THE EXCAVATIONS ON PARC Y MEIRCH.--The ancient fortification on Parc y Meirch, which was visited by the members in September last, has recently been excavated under the direction of Mr. Willoughby Gardner. The site is described in Arch. Camb., 1912, p. 166, as a tree-covered rocky promontory over 500 ft. high, overlooking the vale of Clwyd, with an interior area of 6 acres, and evidently selected for the sake of the ready-made defences of steep slopes and rocky crags. The neck of the promontory alone needed fortification, and across this neck, therefore, there was constructed a massive rampart with a ditch outside it. In process of excavation it has been discovered that the highest rampart consists of a rubble core piled up on the original surface of the ground. The height of the rampart, measured from the interior area of the camp, was 16 ft. From the crest of the rampart there is a very steep slope down to the present surface of the ditch on the outside. This ditch has been re-excavated, and its bottom is found to be 9 ft. below the present surface, so that makes, altogether, from the crest of the rampart to the bottom of the ditch, a vertical drop of 45 ft. Along the crest of the rampart have been discovered remnants of the former wall of dry masonry which faced the rubble core at this point. There are reasons for believing that this masonry, which is now found to have fallen to the bottom of the ditch in front, originally stood about 8 ft. high, which would make the vertical depth from the top of the wall to the bottom of the ditch 53 ft. Thus, this rampart and ditch constituted a stupendous defence, and, with the other ramparts and ditches, the fortification must have been practically impregnable in the days when it was constructed. The ditch between the second and third rampart and the shallower ditch outside the third rampart have had sections cut across them, but the relics found at the bottom of these cuttings have been disappointingly small. In the middle ditch fragments of a human skull and tibia were found lying lengthwise.

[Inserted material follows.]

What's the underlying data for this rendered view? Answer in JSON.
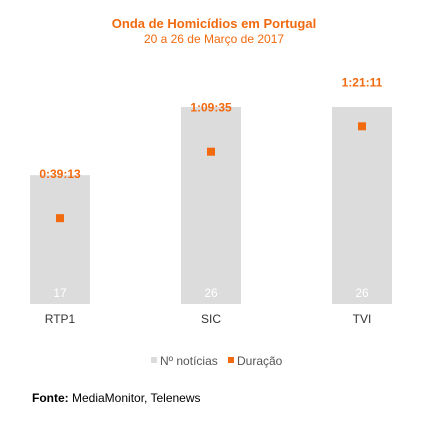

The next thing was to investigate the gap in the ramparts to the south-east. After searching first on one side and then on the other traces of an original entrance were discovered. This has now been partially excavated, and shows dry masonry facing-walls made of large blocks of stone on either side of the passage, and the design and construction appear to resemble the entrances previously excavated at Pen y Corddyn. In the interior area, relics of a considerable resident population have been found. Large quantities of broken pottery continue to be unearthed. Much of this is conspicuously Roman, ranging probably from the first to the fourth century.1
The finds include fragments of jars, large and small bowls, saucers, dishes, and mortaria. These pots, &c., are met with in various kinds of ware-red, black, and grey. There are one or two frag
1 By a typographical error this pottery was stated in Arch. Camb., 1912, p. 166, to be 200 instead of at least 1200 years.